If you tune into the Super Bowl mostly for the commercials, you are not alone! In a recent study, nearly 1 in 4 viewers admitted to watching the game specifically for the commercials. At The Motherhood, we are fascinated by the new commercial trends and brand strategies around the event that we see crop up every year. For Super Bowl 50, we were especially interested in Twitter’s new advertising option for brands: a $1 million branded emoji.
Twitter started offering branded emojis back in Fall 2015, so it’s no surprise that the company is continuing this option for some of its highest paying advertisers — especially right in time for the #SB50 social chatter!
The way it works is simple: when users type a certain hashtag into Twitter, it will trigger a custom-made emoji. For example, type #SB50 into a tweet and you’ll see a football emoji appear. In fact, Twitter released several new emojis just in time for Super Bowl tweeting:
Brands partnered with Twitter to release their social emojis prior to the big game in hopes that when their commercial aired live, their hashtag – accompanied by a custom emoji – would stand out in the conversation online. The branded emojis come with a hefty price tag, but with 73 percent of Super Bowl viewers using a second screen to check social channels, the investment may have been well worth it. Here are the four brands that paid big bucks for a new kind of Super Bowl advertising — and the results, according to The Motherhood’s social listening team:
Pepsi, the official sponsor of the Halftime Show, also owned a Promoted Moment during the game’s break. The hashtag that triggered the musical notes and Pepsi can emoji was tweeted more than 431,000 times (including retweets) by more than 235,000 people yesterday. It was a clear winner among the branded emoji hashtags, generating more than 1.2 billion impressions.

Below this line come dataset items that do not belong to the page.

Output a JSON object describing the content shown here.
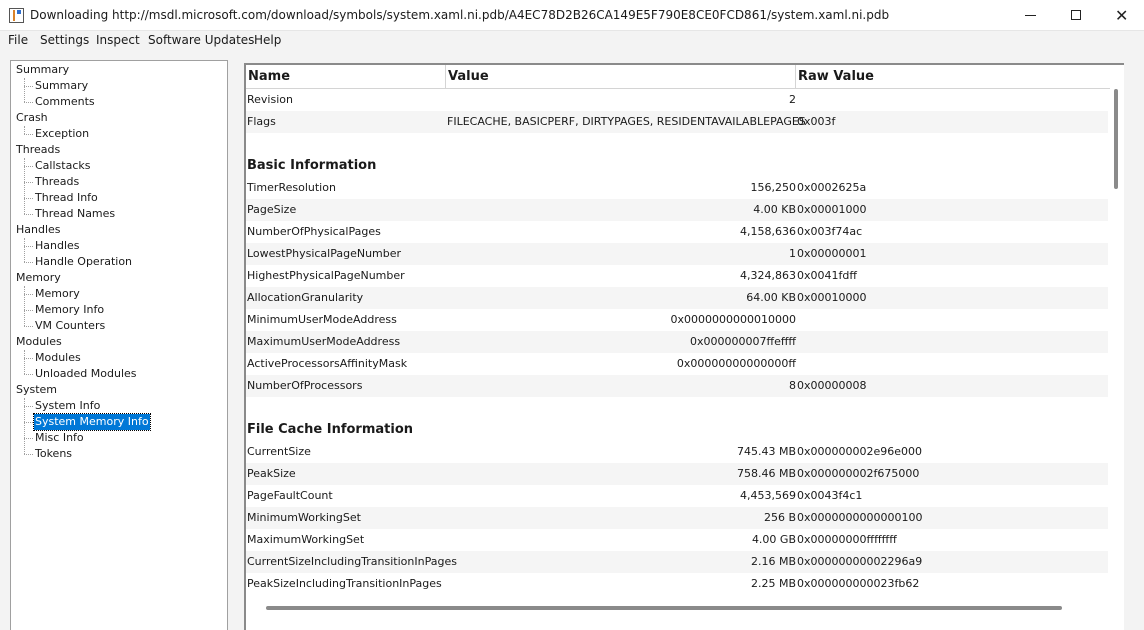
{
  "window": {
    "title": "Downloading http://msdl.microsoft.com/download/symbols/system.xaml.ni.pdb/A4EC78D2B26CA149E5F790E8CE0FCD861/system.xaml.ni.pdb",
    "close_glyph": "✕"
  },
  "menu": [
    "File",
    "Settings",
    "Inspect",
    "Software Updates",
    "Help"
  ],
  "tree": [
    {
      "label": "Summary",
      "children": [
        "Summary",
        "Comments"
      ]
    },
    {
      "label": "Crash",
      "children": [
        "Exception"
      ]
    },
    {
      "label": "Threads",
      "children": [
        "Callstacks",
        "Threads",
        "Thread Info",
        "Thread Names"
      ]
    },
    {
      "label": "Handles",
      "children": [
        "Handles",
        "Handle Operation"
      ]
    },
    {
      "label": "Memory",
      "children": [
        "Memory",
        "Memory Info",
        "VM Counters"
      ]
    },
    {
      "label": "Modules",
      "children": [
        "Modules",
        "Unloaded Modules"
      ]
    },
    {
      "label": "System",
      "children": [
        "System Info",
        "System Memory Info",
        "Misc Info",
        "Tokens"
      ]
    }
  ],
  "tree_selected": "System Memory Info",
  "grid": {
    "columns": {
      "name": "Name",
      "value": "Value",
      "raw": "Raw Value"
    },
    "rows": [
      {
        "name": "Revision",
        "value": "2",
        "raw": ""
      },
      {
        "name": "Flags",
        "value": "FILECACHE, BASICPERF, DIRTYPAGES, RESIDENTAVAILABLEPAGES",
        "raw": "0x003f",
        "align": "left"
      },
      {
        "blank": true
      },
      {
        "section": "Basic Information"
      },
      {
        "name": "TimerResolution",
        "value": "156,250",
        "raw": "0x0002625a"
      },
      {
        "name": "PageSize",
        "value": "4.00 KB",
        "raw": "0x00001000"
      },
      {
        "name": "NumberOfPhysicalPages",
        "value": "4,158,636",
        "raw": "0x003f74ac"
      },
      {
        "name": "LowestPhysicalPageNumber",
        "value": "1",
        "raw": "0x00000001"
      },
      {
        "name": "HighestPhysicalPageNumber",
        "value": "4,324,863",
        "raw": "0x0041fdff"
      },
      {
        "name": "AllocationGranularity",
        "value": "64.00 KB",
        "raw": "0x00010000"
      },
      {
        "name": "MinimumUserModeAddress",
        "value": "0x0000000000010000",
        "raw": ""
      },
      {
        "name": "MaximumUserModeAddress",
        "value": "0x000000007ffeffff",
        "raw": ""
      },
      {
        "name": "ActiveProcessorsAffinityMask",
        "value": "0x00000000000000ff",
        "raw": ""
      },
      {
        "name": "NumberOfProcessors",
        "value": "8",
        "raw": "0x00000008"
      },
      {
        "blank": true
      },
      {
        "section": "File Cache Information"
      },
      {
        "name": "CurrentSize",
        "value": "745.43 MB",
        "raw": "0x000000002e96e000"
      },
      {
        "name": "PeakSize",
        "value": "758.46 MB",
        "raw": "0x000000002f675000"
      },
      {
        "name": "PageFaultCount",
        "value": "4,453,569",
        "raw": "0x0043f4c1"
      },
      {
        "name": "MinimumWorkingSet",
        "value": "256 B",
        "raw": "0x0000000000000100"
      },
      {
        "name": "MaximumWorkingSet",
        "value": "4.00 GB",
        "raw": "0x00000000ffffffff"
      },
      {
        "name": "CurrentSizeIncludingTransitionInPages",
        "value": "2.16 MB",
        "raw": "0x00000000002296a9"
      },
      {
        "name": "PeakSizeIncludingTransitionInPages",
        "value": "2.25 MB",
        "raw": "0x000000000023fb62"
      }
    ]
  }
}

Budweiser’s #GiveADamn came in as the second-most-mentioned branded emoji hashtag on Twitter, with 29,000 tweets (including retweets), 25,000 contributors and 85.8 million impressions. The #GiveADamn campaign has a strong anti-drinking and driving message, hence the new emoji with a beer bottle and car keys being dropped. For every tweet with the hashtag, Budweiser is donating $1 toward Safe Ride programs.
Bud Light’s commercial with Amy Schumer and Seth Rogen was a parody of the presidential campaign, encouraging people to support the #BudLightParty. We also noticed Bud Light received several celebrity endorsements on Twitter during the game. The campaign hashtag with the bottle cap emoji (resembling a political badge) was tweeted more than 11,600 times (including retweets) by 9,600 Twitter users, generating 62.3 million impressions.

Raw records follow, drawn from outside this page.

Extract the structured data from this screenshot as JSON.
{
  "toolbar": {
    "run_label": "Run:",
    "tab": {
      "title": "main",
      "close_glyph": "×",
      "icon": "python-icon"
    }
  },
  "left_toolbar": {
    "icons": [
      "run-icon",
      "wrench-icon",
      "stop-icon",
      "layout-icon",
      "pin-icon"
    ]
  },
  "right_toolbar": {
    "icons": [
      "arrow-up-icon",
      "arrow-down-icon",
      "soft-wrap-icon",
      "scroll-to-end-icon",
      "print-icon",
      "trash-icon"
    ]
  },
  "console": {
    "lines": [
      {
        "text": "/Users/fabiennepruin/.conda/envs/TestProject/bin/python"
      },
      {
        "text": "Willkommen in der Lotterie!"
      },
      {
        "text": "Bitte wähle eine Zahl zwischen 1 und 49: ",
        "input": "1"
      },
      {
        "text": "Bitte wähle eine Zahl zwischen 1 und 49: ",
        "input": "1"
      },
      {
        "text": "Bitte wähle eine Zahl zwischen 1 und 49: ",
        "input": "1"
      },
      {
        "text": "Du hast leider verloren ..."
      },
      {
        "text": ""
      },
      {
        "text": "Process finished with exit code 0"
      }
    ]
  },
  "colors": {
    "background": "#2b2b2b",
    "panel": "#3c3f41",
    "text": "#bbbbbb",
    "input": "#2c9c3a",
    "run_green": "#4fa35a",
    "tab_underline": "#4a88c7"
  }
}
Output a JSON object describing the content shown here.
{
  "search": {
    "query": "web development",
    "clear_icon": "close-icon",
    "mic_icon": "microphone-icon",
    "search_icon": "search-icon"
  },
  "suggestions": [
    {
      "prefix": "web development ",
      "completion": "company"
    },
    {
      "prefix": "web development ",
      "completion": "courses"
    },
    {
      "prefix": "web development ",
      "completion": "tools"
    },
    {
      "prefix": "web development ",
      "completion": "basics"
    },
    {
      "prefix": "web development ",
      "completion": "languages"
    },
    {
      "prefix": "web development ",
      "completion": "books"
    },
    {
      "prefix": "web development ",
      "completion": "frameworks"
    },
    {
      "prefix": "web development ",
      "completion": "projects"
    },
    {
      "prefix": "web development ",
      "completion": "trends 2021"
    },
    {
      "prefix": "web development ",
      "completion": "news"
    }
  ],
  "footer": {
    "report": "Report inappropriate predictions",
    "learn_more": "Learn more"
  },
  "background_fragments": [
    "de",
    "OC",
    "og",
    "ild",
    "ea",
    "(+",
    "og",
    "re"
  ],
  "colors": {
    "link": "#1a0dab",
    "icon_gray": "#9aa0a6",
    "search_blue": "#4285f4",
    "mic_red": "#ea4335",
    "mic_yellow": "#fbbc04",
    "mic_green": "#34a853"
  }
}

Coming in with the fewest number of branded-emoji tweets was Verizon’s #Minute50 hashtag. This hashtag triggers a clock emoji with 50 minutes on the clock, symbolic because the company has been giving away prizes (everything from free data to Super Bowl tickets) to Verizon customers every hour on the 50 minute mark since January 24. #Minute50 received fewer than 500 tweets (including retweets) yesterday from 440 Twitter users, resulting in 4.2 million impressions. However, we want to note that because this campaign has been running for two weeks, yesterday’s tweets likely don’t accurately represent the overall reach and effectiveness of this campaign.
What’s next for branded emojis?
We look forward to seeing the other emojis, branded or not, that Twitter will reveal in the future! We’re anticipating many more to come for future events (think summer Olympic Games, the presidential campaign, etc.).
A note on Facebook: Although the Twitter branded emojis (naturally) do not appear on Facebook, use of the above hashtags on that platform was high. Again, #PepsiHalftime was by far the most used of the four. However, we found that the most shared link was to Budweiser’s #GiveADamn ad and also had the highest percentage of female users.